How do we get there?

To chart a roadmap for achieving the last-mile for nutrition in India, Sight and Life assembled a group of leading experts and practitioners, all of whom are innovating within both government and market-based approaches in the food system to improve the health of nutritionally vulnerable populations in India.

Three tasks were set out for these experts:

  1. Unlock the barriers and challenges in both the demand and the supply side that must be tackled to see real progress in making nutritious foods and services available to the last-mile consumer;
  2. Reinforce perspectives on successful strategies to build sustainable and scalable initiatives towards improving nutrition; and
  3. Showcase innovative approaches and collaborative partnerships which will have a bold impact in the next decade towards solving the issue of making nutritious foods accessible and affordable to all Indian citizens.
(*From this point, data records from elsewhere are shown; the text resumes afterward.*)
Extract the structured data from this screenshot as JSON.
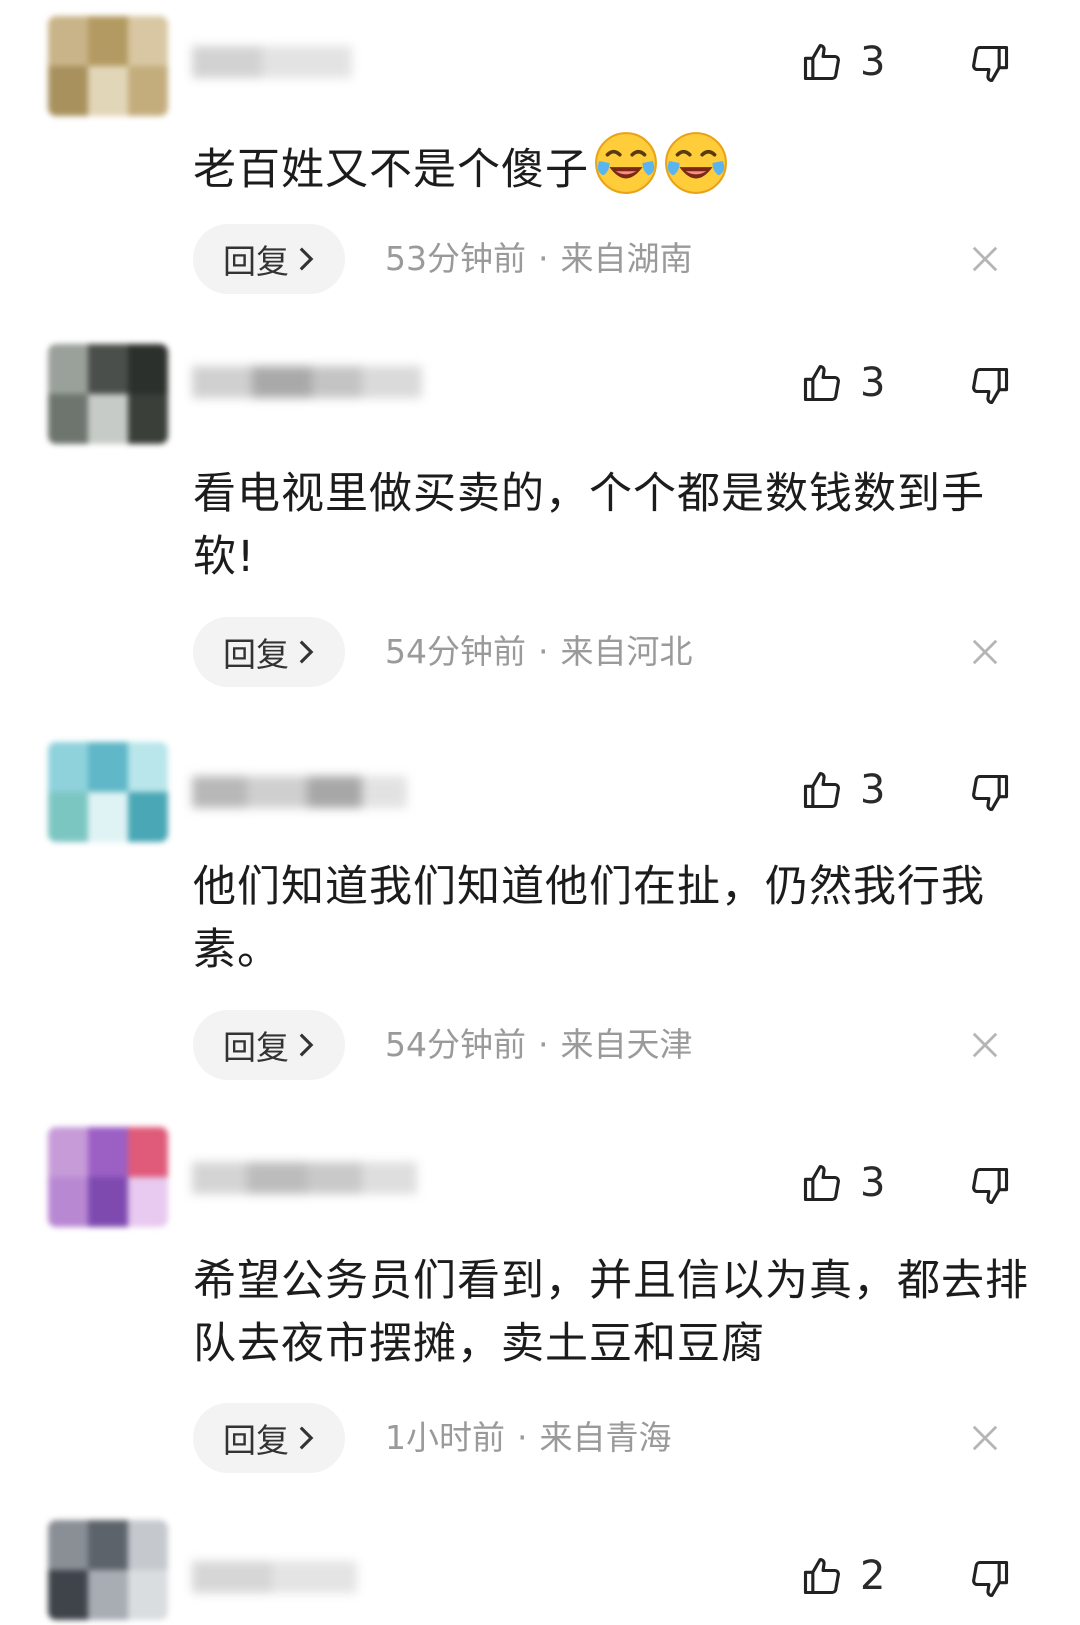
{
  "comments": [
    {
      "likes": "3",
      "text": "老百姓又不是个傻子",
      "emoji_count": 2,
      "reply_label": "回复",
      "time": "53分钟前",
      "location": "来自湖南",
      "avatar_colors": [
        "#c9b489",
        "#b39a62",
        "#d8c7a2",
        "#a8915d",
        "#e2d6b9",
        "#c4ad7d"
      ]
    },
    {
      "likes": "3",
      "text": "看电视里做买卖的，个个都是数钱数到手软!",
      "emoji_count": 0,
      "reply_label": "回复",
      "time": "54分钟前",
      "location": "来自河北",
      "avatar_colors": [
        "#9aa09a",
        "#4b4f4b",
        "#2c302c",
        "#6e756e",
        "#c7cbc7",
        "#3a3f3a"
      ]
    },
    {
      "likes": "3",
      "text": "他们知道我们知道他们在扯，仍然我行我素。",
      "emoji_count": 0,
      "reply_label": "回复",
      "time": "54分钟前",
      "location": "来自天津",
      "avatar_colors": [
        "#8fd2dc",
        "#5fb7c7",
        "#b9e6ea",
        "#7cc6c2",
        "#dff3f4",
        "#4aa7b5"
      ]
    },
    {
      "likes": "3",
      "text": "希望公务员们看到，并且信以为真，都去排队去夜市摆摊，卖土豆和豆腐",
      "emoji_count": 0,
      "reply_label": "回复",
      "time": "1小时前",
      "location": "来自青海",
      "avatar_colors": [
        "#c79bd8",
        "#9c5fc4",
        "#e05a7a",
        "#b988d3",
        "#7e4ab0",
        "#e8c9ef"
      ]
    },
    {
      "likes": "2",
      "avatar_colors": [
        "#8a8f96",
        "#5d636b",
        "#c5c9ce",
        "#3f444b",
        "#a8adb3",
        "#dadde0"
      ]
    }
  ]
}
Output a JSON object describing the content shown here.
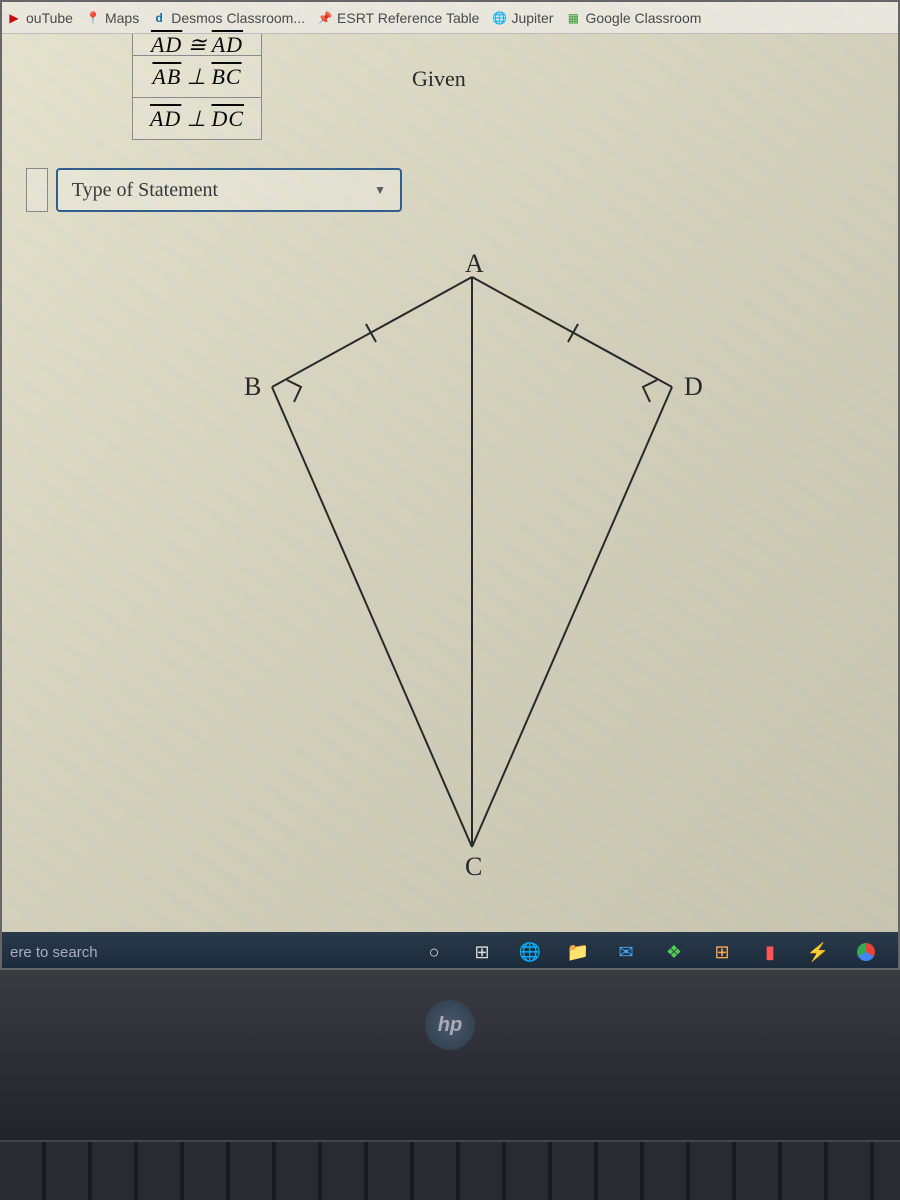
{
  "bookmarks": [
    {
      "label": "ouTube"
    },
    {
      "label": "Maps"
    },
    {
      "label": "Desmos Classroom..."
    },
    {
      "label": "ESRT Reference Table"
    },
    {
      "label": "Jupiter"
    },
    {
      "label": "Google Classroom"
    }
  ],
  "proof": {
    "rows": [
      {
        "statement_left": "AD",
        "relation": "≅",
        "statement_right": "AD",
        "reason": ""
      },
      {
        "statement_left": "AB",
        "relation": "⊥",
        "statement_right": "BC",
        "reason": "Given"
      },
      {
        "statement_left": "AD",
        "relation": "⊥",
        "statement_right": "DC",
        "reason": ""
      }
    ],
    "dropdown_label": "Type of Statement"
  },
  "diagram": {
    "vertices": {
      "A": "A",
      "B": "B",
      "C": "C",
      "D": "D"
    }
  },
  "taskbar": {
    "search_placeholder": "ere to search"
  },
  "bezel": {
    "logo": "hp"
  }
}
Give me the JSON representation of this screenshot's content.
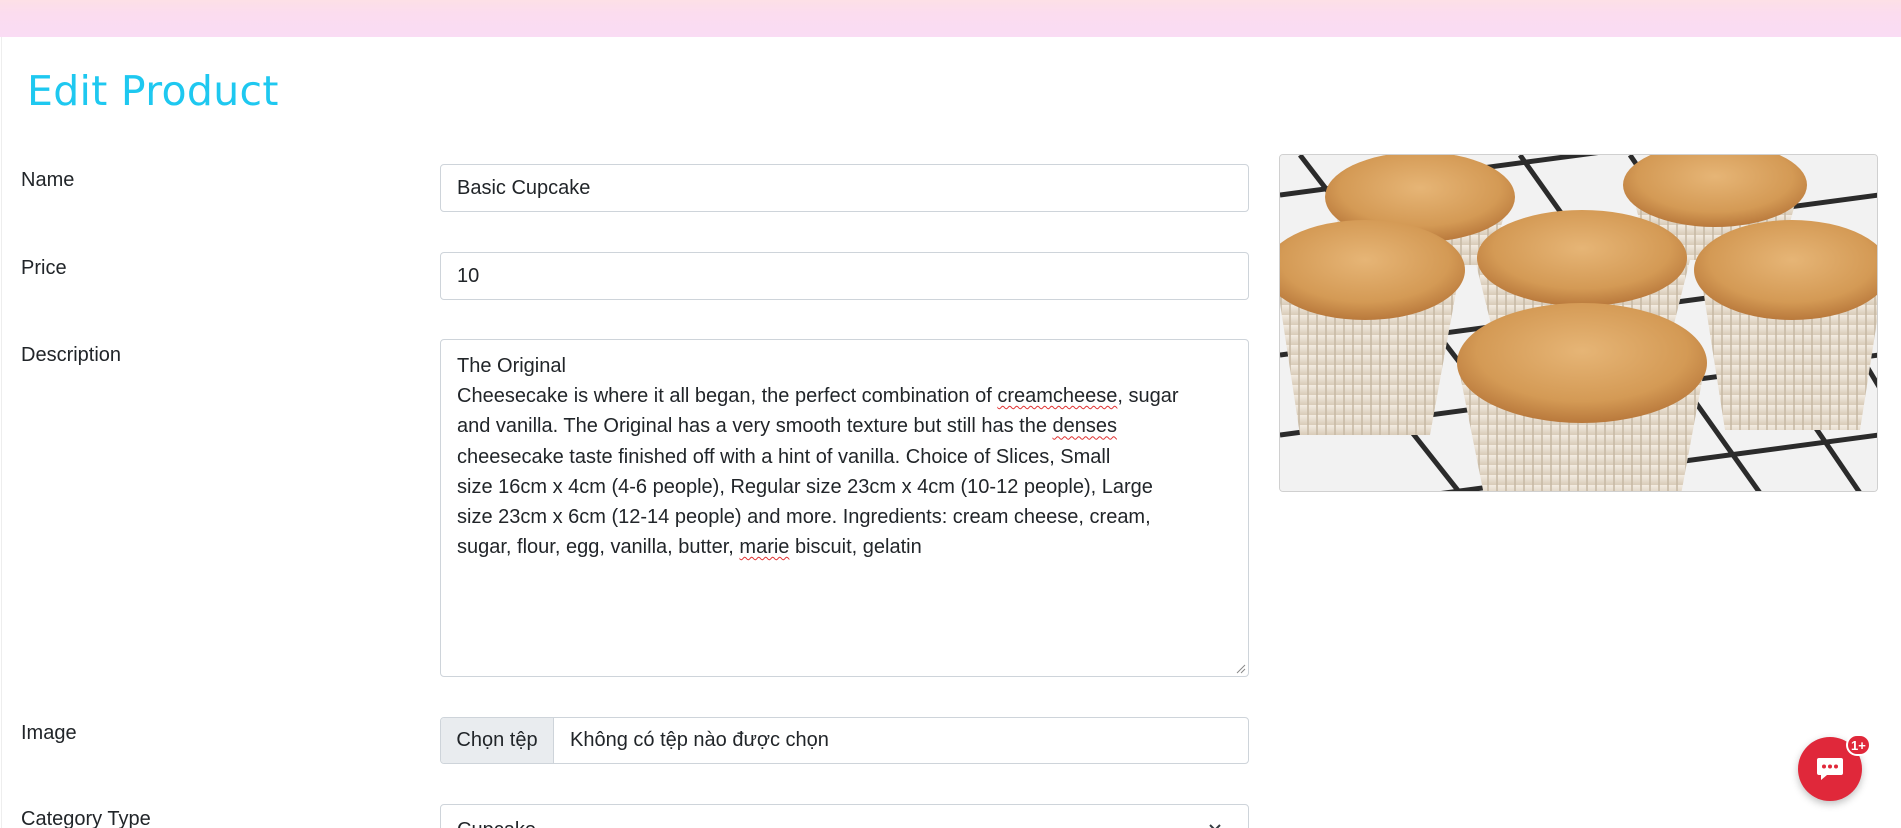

The expert group discussions culminated in a panel discussion at the World Congress of Food Science and Technology (IUFOST) 2018, which was moderated by Dr. Klaus Kraemer, Managing Director of Sight and Life, and included presentations on:

                 Dr. Klaus Kraemer, Managing Director, Sight and Life
  • What is the role of Tata Trusts in last-mile nutrition in India?: Ishaprasad Bhagwat, Program Manager of Maternal, Infant and Young Child Nutrition at Tata Trusts, a philanthropic organization facilitating programs and the implementation of different approaches, presented on how government channels can be strengthened, to reach the last-mile consumer in India.
Ishaprasad Bhagwat, Program Manager  of Maternal, Infant and Young Child Nutrition, Tata Trusts
  • What is the role of IPE Global in last-mile nutrition in India? Raghwesh Ranjan, Director of Social and Economic Empowerment at IPE Global, a key development partner, showcased how they are helping state governments effectively implement reforms in the nutrition space. They are also working with communities to create demand for good nutrition and empower them to demand better services from the state.
Raghwesh Ranjan, Director- Social and Economic Empowerment, IPE Global
  • What is the role of DSM in last-mile nutrition in India?: Ruchira Jaitly, Director of Nutrition Challenges and Strategy at DSM, a private sector company, presented on their role in investing in purely market-based innovations and approaches for last-mile nutrition. She showcased how DSM built a disruptive B2C (business to consumer) social business that has the potential to address the nutrition gap with locally relevant solutions.
Ruchira Jaitly, Director-Strategy and Nutrition Challenges, DSM
  • What is the role of Sight and Life in last-mile Nutrition in India? Kalpana Beesabathuni, Global Lead for Technology and Entrepreneurship at Sight and Life, a nutrition think tank, showcased a new innovation called the ‘Nutrition Kiosk’ which aims to drive both demand and supply of affordable nutritious foods and services. Sight and Life’s core strength lies in generating new insights into nutrition and turning them into sustainable programs and business models.
Kalpana Beesabathuni, Global Lead-Technology and Entrepreneurship, Sight and Life
  • What is the role of emerging technologies last-mile Nutrition in India?: Gurvinder Ahluwalia, Co-Founder, and COO at Digital Twin Labs/Beyond Protocol showcased how the company is leading the way in looking at how emerging digital opportunities empower last-mile households to meet their essential nutritional needs according to their priorities.
Gurvinder Ahluwalia, Co-Founder and COO, Digital Twin Labs and Founder and CEO, Beyond Protocol

“This expert group was carefully assembled by Sight and Life because we wanted to showcase pivotal actors in the entire food and nutrition ecosystem that are required to holistically nourish the last-mile consumer,” said Dr. Klaus Kraemer, at the end of the panel discussion. He noted that the involvement of this broad stakeholder base allows us to harness synergies for demand and supply across sectors.